As Boeing enters the final phase of its evaluation, the company is taking exception to reports that the Air Force had not received adequate commercial pricing data from the company. "It was clear from the Request for Proposals that the Air Force was seeking a commercial derivative tanker. However, by treating the Boeing offering as a military aircraft, the process by which the commercial cost/price data provided by Boeing Commercial Airplanes was evaluated has raised significant concerns," McGraw said. "We provided unprecedented insight into Boeing commercial cost/price data that had been developed over 50 years of building commercial aircraft. We believe this data was treated differently than our competitor's information.

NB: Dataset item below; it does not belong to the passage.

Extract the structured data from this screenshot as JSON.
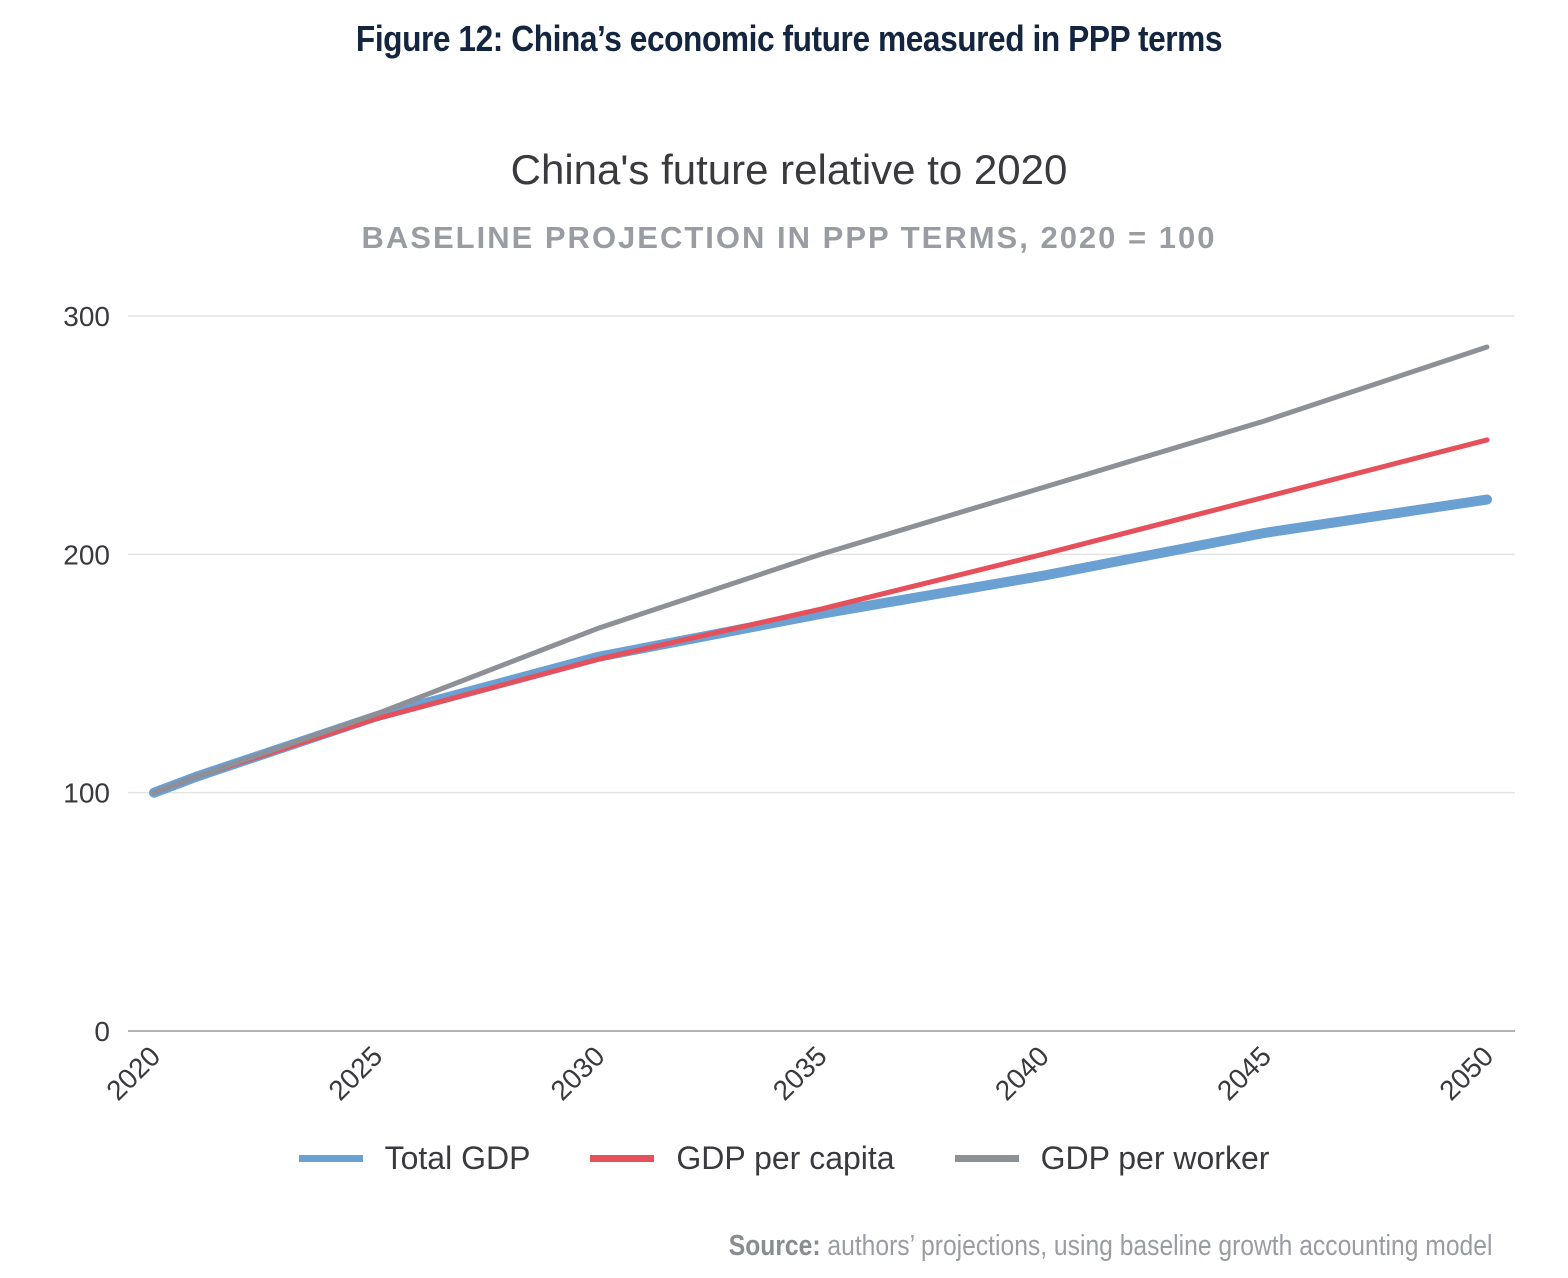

"It is also important to note that the task of assembling and presenting this commercial data to the Air Force demonstrates the value of cooperation on this program within one company," McGraw added. "This is in sharp contrast to the higher risk involved in two companies from different countries and business cultures who have never worked together on a program of this size before."
Boeing is also responding to assertions that the company somehow misread Air Force requirements for the new tanker. "Our proposal was based on the stated criteria in the Air Force's Request for Proposal, with a specific focus on providing operational tanker capability at low risk and the lowest total life cycle cost," McGraw said. "We stand by our offering and believe that it did, and continues to, best meet the requirements.
"We take a protest very seriously," McGraw said. "For decades, Boeing has been recognized as a defense company that never takes lightly protests of our customers' decisions. We are following a very rigorous and deliberative process to ensure that we are comfortable that the evaluation was fair, and that ultimately it resulted in the tanker that is best suited to meet the needs of the warfighter."